Il faut néanmoins souligner les progrès accomplis ces dernières années. Même s’il reste du chemin à parcourir pour en finir avec la fraude, un changement de culture, comme le rappelle l’exposé des motifs de la proposition de loi, s’est opéré et la lutte contre l’évasion fiscale a gagné en efficacité.

De nouveaux outils ont été créés. Je pense à la Haute Autorité pour la transparence de la vie publique et au Parquet national financier.

Après l’affaire Cahuzac, la Haute Autorité a rendu publics des manquements ayant entraîné la démission de deux anciens ministres. Chargé des affaires les plus complexes, le Parquet national financier a obtenu quelques condamnations fortes et symboliques.

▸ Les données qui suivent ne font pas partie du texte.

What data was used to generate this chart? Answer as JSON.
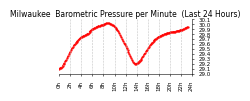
{
  "title": "Milwaukee  Barometric Pressure per Minute  (Last 24 Hours)",
  "bg_color": "#ffffff",
  "plot_bg": "#ffffff",
  "line_color": "#ff0000",
  "grid_color": "#aaaaaa",
  "y_min": 29.0,
  "y_max": 30.1,
  "yticks": [
    29.0,
    29.1,
    29.2,
    29.3,
    29.4,
    29.5,
    29.6,
    29.7,
    29.8,
    29.9,
    30.0,
    30.1
  ],
  "ytick_labels": [
    "29.0",
    "29.1",
    "29.2",
    "29.3",
    "29.4",
    "29.5",
    "29.6",
    "29.7",
    "29.8",
    "29.9",
    "30.0",
    "30.1"
  ],
  "y_values": [
    29.1,
    29.11,
    29.12,
    29.14,
    29.16,
    29.19,
    29.22,
    29.25,
    29.28,
    29.32,
    29.36,
    29.4,
    29.44,
    29.47,
    29.51,
    29.54,
    29.57,
    29.6,
    29.62,
    29.64,
    29.66,
    29.68,
    29.7,
    29.72,
    29.74,
    29.75,
    29.76,
    29.77,
    29.78,
    29.79,
    29.8,
    29.81,
    29.83,
    29.85,
    29.87,
    29.88,
    29.9,
    29.91,
    29.92,
    29.93,
    29.94,
    29.95,
    29.96,
    29.97,
    29.97,
    29.98,
    29.98,
    29.98,
    29.99,
    30.0,
    30.01,
    30.02,
    30.02,
    30.02,
    30.02,
    30.01,
    30.0,
    29.99,
    29.98,
    29.97,
    29.95,
    29.93,
    29.91,
    29.89,
    29.86,
    29.82,
    29.79,
    29.75,
    29.71,
    29.67,
    29.63,
    29.59,
    29.55,
    29.51,
    29.47,
    29.43,
    29.39,
    29.35,
    29.31,
    29.27,
    29.23,
    29.21,
    29.2,
    29.2,
    29.21,
    29.22,
    29.24,
    29.26,
    29.28,
    29.3,
    29.33,
    29.36,
    29.39,
    29.42,
    29.45,
    29.48,
    29.51,
    29.54,
    29.57,
    29.59,
    29.62,
    29.64,
    29.66,
    29.68,
    29.7,
    29.71,
    29.73,
    29.74,
    29.75,
    29.76,
    29.77,
    29.78,
    29.79,
    29.8,
    29.8,
    29.81,
    29.82,
    29.82,
    29.83,
    29.83,
    29.84,
    29.84,
    29.84,
    29.85,
    29.85,
    29.85,
    29.86,
    29.86,
    29.87,
    29.87,
    29.88,
    29.88,
    29.89,
    29.89,
    29.9,
    29.91,
    29.92,
    29.93,
    29.94,
    29.95
  ],
  "xtick_positions": [
    0,
    12,
    24,
    36,
    48,
    60,
    72,
    84,
    96,
    108,
    120,
    132,
    143
  ],
  "xtick_labels": [
    "0h",
    "2h",
    "4h",
    "6h",
    "8h",
    "10h",
    "12h",
    "14h",
    "16h",
    "18h",
    "20h",
    "22h",
    "24h"
  ],
  "vgrid_positions": [
    12,
    24,
    36,
    48,
    60,
    72,
    84,
    96,
    108,
    120,
    132
  ],
  "title_fontsize": 5.5,
  "tick_fontsize": 4.0,
  "marker_size": 1.2
}
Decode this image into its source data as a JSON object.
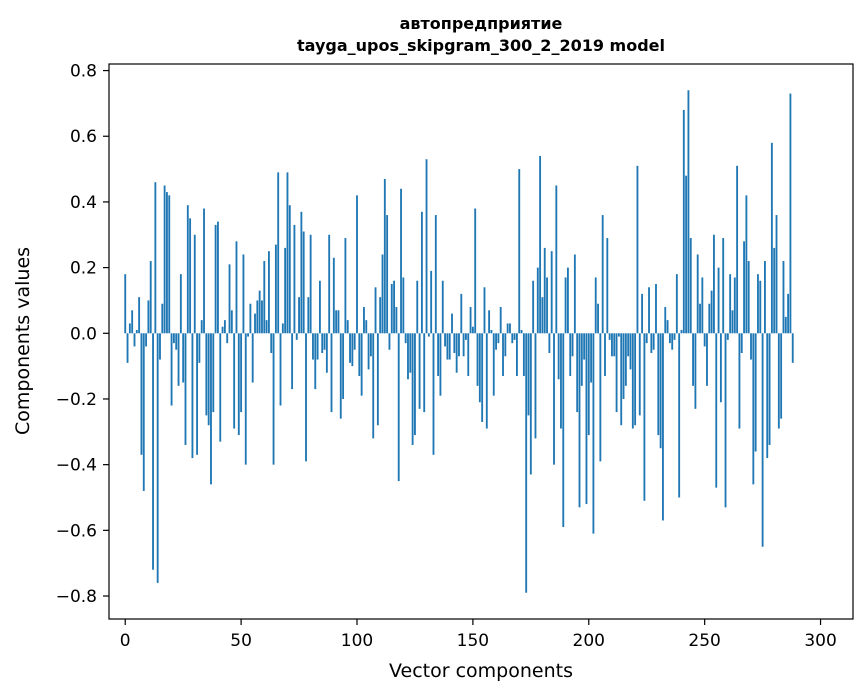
{
  "chart_data": {
    "type": "bar",
    "title_line1": "автопредприятие",
    "title_line2": "tayga_upos_skipgram_300_2_2019 model",
    "xlabel": "Vector components",
    "ylabel": "Components values",
    "xlim": [
      -7,
      314
    ],
    "ylim": [
      -0.87,
      0.82
    ],
    "x_ticks": [
      0,
      50,
      100,
      150,
      200,
      250,
      300
    ],
    "x_tick_labels": [
      "0",
      "50",
      "100",
      "150",
      "200",
      "250",
      "300"
    ],
    "y_ticks": [
      0.8,
      0.6,
      0.4,
      0.2,
      0.0,
      -0.2,
      -0.4,
      -0.6,
      -0.8
    ],
    "y_tick_labels": [
      "0.8",
      "0.6",
      "0.4",
      "0.2",
      "0.0",
      "−0.2",
      "−0.4",
      "−0.6",
      "−0.8"
    ],
    "bar_color": "#1f77b4",
    "bar_width": 0.8,
    "values": [
      0.18,
      -0.09,
      0.03,
      0.07,
      -0.04,
      0.01,
      0.11,
      -0.37,
      -0.48,
      -0.04,
      0.1,
      0.22,
      -0.72,
      0.46,
      -0.76,
      -0.08,
      0.09,
      0.45,
      0.43,
      0.42,
      -0.22,
      -0.03,
      -0.05,
      -0.16,
      0.18,
      -0.15,
      -0.34,
      0.39,
      0.35,
      -0.38,
      0.3,
      -0.37,
      -0.09,
      0.04,
      0.38,
      -0.25,
      -0.28,
      -0.46,
      -0.24,
      0.33,
      0.34,
      -0.33,
      0.02,
      0.04,
      -0.03,
      0.21,
      0.07,
      -0.29,
      0.28,
      -0.31,
      -0.24,
      0.24,
      -0.4,
      -0.01,
      0.09,
      -0.15,
      0.06,
      0.1,
      0.13,
      0.1,
      0.22,
      0.04,
      0.25,
      -0.06,
      -0.4,
      0.27,
      0.49,
      -0.22,
      0.03,
      0.26,
      0.49,
      0.39,
      -0.17,
      0.33,
      -0.02,
      0.11,
      0.37,
      0.31,
      -0.39,
      0.11,
      0.3,
      -0.08,
      -0.17,
      -0.08,
      0.16,
      -0.06,
      -0.05,
      -0.12,
      0.3,
      -0.24,
      0.23,
      0.07,
      0.07,
      -0.26,
      -0.2,
      0.29,
      0.04,
      -0.09,
      -0.1,
      -0.05,
      0.42,
      -0.13,
      -0.19,
      0.08,
      0.04,
      -0.11,
      -0.07,
      -0.32,
      0.14,
      -0.28,
      0.11,
      0.24,
      0.47,
      0.36,
      -0.05,
      0.15,
      0.16,
      0.08,
      -0.45,
      0.44,
      0.17,
      -0.03,
      -0.14,
      -0.12,
      -0.34,
      -0.31,
      0.16,
      -0.23,
      0.37,
      -0.24,
      0.53,
      -0.01,
      0.19,
      -0.37,
      0.36,
      -0.13,
      -0.19,
      0.16,
      -0.04,
      -0.08,
      -0.08,
      0.06,
      -0.06,
      -0.12,
      -0.07,
      0.12,
      -0.07,
      -0.02,
      -0.13,
      0.08,
      0.02,
      0.38,
      -0.16,
      -0.21,
      -0.27,
      0.14,
      -0.29,
      0.07,
      0.01,
      -0.19,
      -0.05,
      -0.03,
      0.08,
      -0.13,
      -0.07,
      0.03,
      0.03,
      -0.03,
      -0.02,
      -0.13,
      0.5,
      0.01,
      -0.13,
      -0.79,
      -0.25,
      -0.43,
      0.16,
      -0.32,
      0.2,
      0.54,
      0.11,
      0.26,
      0.17,
      -0.06,
      0.25,
      -0.4,
      0.45,
      -0.14,
      -0.29,
      -0.59,
      0.17,
      0.2,
      -0.13,
      -0.07,
      0.24,
      -0.24,
      -0.53,
      -0.16,
      -0.08,
      -0.52,
      -0.31,
      -0.15,
      -0.61,
      0.17,
      0.09,
      -0.39,
      0.36,
      -0.13,
      0.29,
      -0.02,
      -0.07,
      -0.07,
      -0.24,
      -0.01,
      -0.28,
      -0.2,
      -0.16,
      -0.07,
      -0.11,
      -0.29,
      -0.28,
      0.51,
      -0.25,
      0.12,
      -0.51,
      -0.03,
      0.14,
      -0.06,
      -0.05,
      0.15,
      -0.31,
      -0.35,
      -0.57,
      0.08,
      0.04,
      -0.03,
      -0.05,
      -0.02,
      0.18,
      -0.5,
      0.01,
      0.68,
      0.48,
      0.74,
      0.29,
      -0.16,
      -0.23,
      0.24,
      0.09,
      0.17,
      -0.04,
      -0.16,
      0.09,
      0.13,
      0.3,
      -0.47,
      0.2,
      -0.21,
      0.29,
      -0.53,
      -0.02,
      0.18,
      0.07,
      0.17,
      0.51,
      -0.29,
      -0.06,
      0.28,
      0.42,
      0.22,
      -0.08,
      -0.46,
      -0.36,
      0.18,
      0.16,
      -0.65,
      0.22,
      -0.38,
      -0.34,
      0.58,
      0.26,
      0.36,
      -0.29,
      -0.26,
      0.22,
      0.05,
      0.12,
      0.73,
      -0.09
    ]
  }
}
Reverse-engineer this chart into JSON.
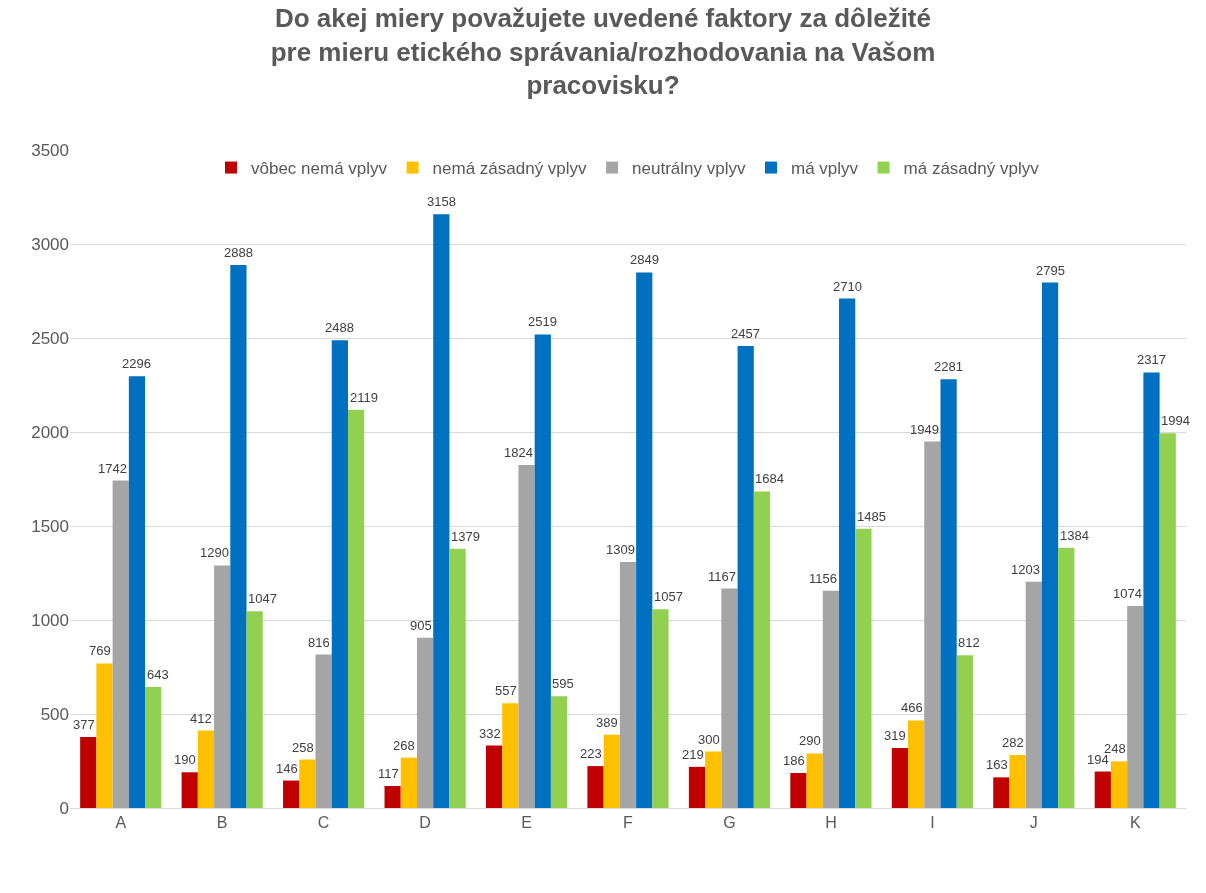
{
  "chart_data": {
    "type": "bar",
    "title": "Do akej miery považujete uvedené faktory za dôležité pre mieru etického správania/rozhodovania na Vašom pracovisku?",
    "categories": [
      "A",
      "B",
      "C",
      "D",
      "E",
      "F",
      "G",
      "H",
      "I",
      "J",
      "K"
    ],
    "series": [
      {
        "name": "vôbec nemá vplyv",
        "color": "#c00000",
        "values": [
          377,
          190,
          146,
          117,
          332,
          223,
          219,
          186,
          319,
          163,
          194
        ]
      },
      {
        "name": "nemá zásadný vplyv",
        "color": "#ffc000",
        "values": [
          769,
          412,
          258,
          268,
          557,
          389,
          300,
          290,
          466,
          282,
          248
        ]
      },
      {
        "name": "neutrálny vplyv",
        "color": "#a5a5a5",
        "values": [
          1742,
          1290,
          816,
          905,
          1824,
          1309,
          1167,
          1156,
          1949,
          1203,
          1074
        ]
      },
      {
        "name": "má vplyv",
        "color": "#0070c0",
        "values": [
          2296,
          2888,
          2488,
          3158,
          2519,
          2849,
          2457,
          2710,
          2281,
          2795,
          2317
        ]
      },
      {
        "name": "má zásadný vplyv",
        "color": "#92d050",
        "values": [
          643,
          1047,
          2119,
          1379,
          595,
          1057,
          1684,
          1485,
          812,
          1384,
          1994
        ]
      }
    ],
    "ylim": [
      0,
      3500
    ],
    "yticks": [
      0,
      500,
      1000,
      1500,
      2000,
      2500,
      3000,
      3500
    ],
    "grid": "y",
    "legend": "top",
    "data_labels": true
  }
}
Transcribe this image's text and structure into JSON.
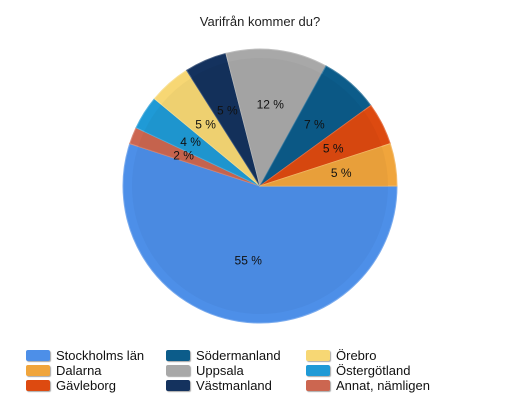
{
  "chart_data": {
    "type": "pie",
    "title": "Varifrån kommer du?",
    "slices": [
      {
        "name": "Stockholms län",
        "value": 55,
        "label": "55 %",
        "color": "#4d8fe8"
      },
      {
        "name": "Annat, nämligen",
        "value": 2,
        "label": "2 %",
        "color": "#cc6650"
      },
      {
        "name": "Östergötland",
        "value": 4,
        "label": "4 %",
        "color": "#1f9ad6"
      },
      {
        "name": "Örebro",
        "value": 5,
        "label": "5 %",
        "color": "#f7d774"
      },
      {
        "name": "Västmanland",
        "value": 5,
        "label": "5 %",
        "color": "#14325e"
      },
      {
        "name": "Uppsala",
        "value": 12,
        "label": "12 %",
        "color": "#a8a8a8"
      },
      {
        "name": "Södermanland",
        "value": 7,
        "label": "7 %",
        "color": "#0c5c8a"
      },
      {
        "name": "Gävleborg",
        "value": 5,
        "label": "5 %",
        "color": "#dd4a10"
      },
      {
        "name": "Dalarna",
        "value": 5,
        "label": "5 %",
        "color": "#f0a53c"
      }
    ],
    "legend": {
      "placement": "bottom",
      "items": [
        {
          "name": "Stockholms län",
          "color": "#4d8fe8"
        },
        {
          "name": "Södermanland",
          "color": "#0c5c8a"
        },
        {
          "name": "Örebro",
          "color": "#f7d774"
        },
        {
          "name": "Dalarna",
          "color": "#f0a53c"
        },
        {
          "name": "Uppsala",
          "color": "#a8a8a8"
        },
        {
          "name": "Östergötland",
          "color": "#1f9ad6"
        },
        {
          "name": "Gävleborg",
          "color": "#dd4a10"
        },
        {
          "name": "Västmanland",
          "color": "#14325e"
        },
        {
          "name": "Annat, nämligen",
          "color": "#cc6650"
        }
      ]
    }
  }
}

La loi Sapin II de 2016 a notamment accordé un statut aux lanceurs d’alerte, créé l’Agence française anticorruption et introduit l’infraction pour corruption d’agent public étranger.

Enfin, le guichet pour les fraudeurs repentis, ouvert entre 2013 et 2017, a permis de régulariser quelque 32 milliards d’euros d’avoirs et de recouvrer près de 8 milliards d’euros.

La présente proposition de loi permettrait, si elle était adoptée, d’approfondir logiquement ce changement culturel. C’est la raison pour laquelle les membres du groupe du RDSE sont, dans leur très grande majorité – à une exception près –, favorables à son adoption.